Second-line treatment for those resistant to first-line treatment and with significant bleeding

Robust evidence:

• Rituximab.

• Thrombopoietin receptor agonists (TPO-RAs) such as eltrombopag, avatrombopag, romiplostim. In 2022, the National Institute for Care and Health Excellence (NICE) recommended avatrombopag as an option for treating primary chronic immune thrombocytopenia (ITP) refractory to other treatments (for example, corticosteroids, immunoglobulins) in adults. It has been shown to be more effective than placebo at increasing the number of platelets to reduce the risk of bleeding.¹²

• Fostamatinib. In 2022, NICE recommended fostamatinib as an option for treating refractory chronic immune thrombocytopenia (ITP) in adults if they have previously had a thrombopoietin receptor agonist (TPO-RA), or a TPO-RA is unsuitable. Evidence shows that fostamatinib is effective compared with placebo. An indirect comparison shows that fostamatinib works better than rituximab at increasing the number of platelets in the blood.¹³

Less robust evidence:

• Azathioprine.

• Cyclophosphamide.

• Cyclosporin A.

• Danazol.

• Dapsone.

• Mycophenolate mofetil.

• TPA-RA switch.

• Vinca alkaloids.

Other treatments

• Tranexamic acid is used for menorrhagia, but is contra-indicated if there is haematuria.

• Emergency platelet transfusions are sometimes used.

Surgical

Splenectomy is rarely indicated in childhood ITP and is only used in the event of life-threatening bleeding, or in children with severe, chronic, unremitting ITP present for 12-24 months with severe symptoms.

In adults it is sometimes offered as a second or third-line treatment option. 80% respond to splenectomy, and remission is maintained in 66% for at least five years with no additional treatment. Complications include infection/septicaemia, bleeding, thrombosis and relapse.

Prognosis of Immune Thrombocytopenia¹

• 75-80% of children have completely recovered within six months and will go on to have no further problems.

• A small number will develop a chronic thrombocytopenia, but most of these will require no treatment.
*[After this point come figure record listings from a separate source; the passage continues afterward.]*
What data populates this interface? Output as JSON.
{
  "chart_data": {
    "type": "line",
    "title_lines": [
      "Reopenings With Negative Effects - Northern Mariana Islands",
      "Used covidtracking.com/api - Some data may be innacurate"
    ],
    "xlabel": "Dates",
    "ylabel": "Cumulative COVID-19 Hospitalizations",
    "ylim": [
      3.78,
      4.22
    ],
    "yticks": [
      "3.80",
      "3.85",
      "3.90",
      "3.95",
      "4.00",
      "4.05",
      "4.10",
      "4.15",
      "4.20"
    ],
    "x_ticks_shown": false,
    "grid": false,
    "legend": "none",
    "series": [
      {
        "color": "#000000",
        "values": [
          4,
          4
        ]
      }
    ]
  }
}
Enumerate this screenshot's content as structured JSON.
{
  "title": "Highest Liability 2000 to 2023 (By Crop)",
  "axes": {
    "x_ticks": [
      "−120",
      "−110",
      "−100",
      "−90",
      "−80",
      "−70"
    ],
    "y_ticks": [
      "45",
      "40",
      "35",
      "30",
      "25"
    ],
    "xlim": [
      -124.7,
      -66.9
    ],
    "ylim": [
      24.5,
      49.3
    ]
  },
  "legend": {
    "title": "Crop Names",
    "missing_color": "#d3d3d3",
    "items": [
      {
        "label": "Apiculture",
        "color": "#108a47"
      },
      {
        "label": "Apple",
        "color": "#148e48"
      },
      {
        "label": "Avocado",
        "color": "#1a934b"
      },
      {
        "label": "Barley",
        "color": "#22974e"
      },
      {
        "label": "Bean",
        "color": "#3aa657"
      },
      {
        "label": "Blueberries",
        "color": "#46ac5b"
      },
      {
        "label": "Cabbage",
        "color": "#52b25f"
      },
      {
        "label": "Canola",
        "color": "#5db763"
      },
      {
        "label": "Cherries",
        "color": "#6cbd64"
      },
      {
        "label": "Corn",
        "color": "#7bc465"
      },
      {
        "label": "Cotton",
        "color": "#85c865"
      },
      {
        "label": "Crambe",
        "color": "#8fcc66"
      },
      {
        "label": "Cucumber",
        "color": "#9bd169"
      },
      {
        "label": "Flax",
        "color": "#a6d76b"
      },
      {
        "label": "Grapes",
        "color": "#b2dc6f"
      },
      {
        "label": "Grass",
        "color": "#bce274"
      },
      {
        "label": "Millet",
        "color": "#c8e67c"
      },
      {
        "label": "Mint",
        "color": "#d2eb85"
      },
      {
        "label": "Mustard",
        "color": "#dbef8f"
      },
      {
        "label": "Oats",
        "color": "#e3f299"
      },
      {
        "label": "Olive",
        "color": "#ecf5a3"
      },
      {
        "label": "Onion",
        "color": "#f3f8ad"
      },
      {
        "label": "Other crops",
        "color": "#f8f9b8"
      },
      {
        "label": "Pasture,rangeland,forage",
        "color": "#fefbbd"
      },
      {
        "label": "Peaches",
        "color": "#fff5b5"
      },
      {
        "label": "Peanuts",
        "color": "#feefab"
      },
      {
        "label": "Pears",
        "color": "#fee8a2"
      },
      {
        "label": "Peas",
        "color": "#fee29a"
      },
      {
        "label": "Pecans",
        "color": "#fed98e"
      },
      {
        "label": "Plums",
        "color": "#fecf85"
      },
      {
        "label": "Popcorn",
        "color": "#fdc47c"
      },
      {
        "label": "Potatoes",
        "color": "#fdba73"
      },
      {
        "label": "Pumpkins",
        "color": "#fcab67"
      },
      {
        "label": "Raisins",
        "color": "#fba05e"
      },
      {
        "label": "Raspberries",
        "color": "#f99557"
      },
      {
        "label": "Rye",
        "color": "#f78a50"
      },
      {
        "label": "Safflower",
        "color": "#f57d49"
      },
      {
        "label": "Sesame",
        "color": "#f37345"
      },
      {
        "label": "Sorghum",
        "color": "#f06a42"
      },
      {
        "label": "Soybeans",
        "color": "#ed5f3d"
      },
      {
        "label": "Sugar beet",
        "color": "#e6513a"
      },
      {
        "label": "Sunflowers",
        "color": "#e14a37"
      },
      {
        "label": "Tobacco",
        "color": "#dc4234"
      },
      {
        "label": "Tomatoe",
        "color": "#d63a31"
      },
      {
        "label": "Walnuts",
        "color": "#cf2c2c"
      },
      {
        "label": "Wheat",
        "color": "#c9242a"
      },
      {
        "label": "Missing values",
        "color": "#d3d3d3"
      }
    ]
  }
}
• Adolescents (over the age of 10 years) may be more likely to develop persistent or chronic ITP.

• Less than 1% of children develop intracranial haemorrhage.

• The natural history of ITP in adults is very variable, depending on the severity of the symptoms and the response to any therapy. Spontaneous remission occurs less frequently than in children. Prognosis is generally benign even in refractory cases.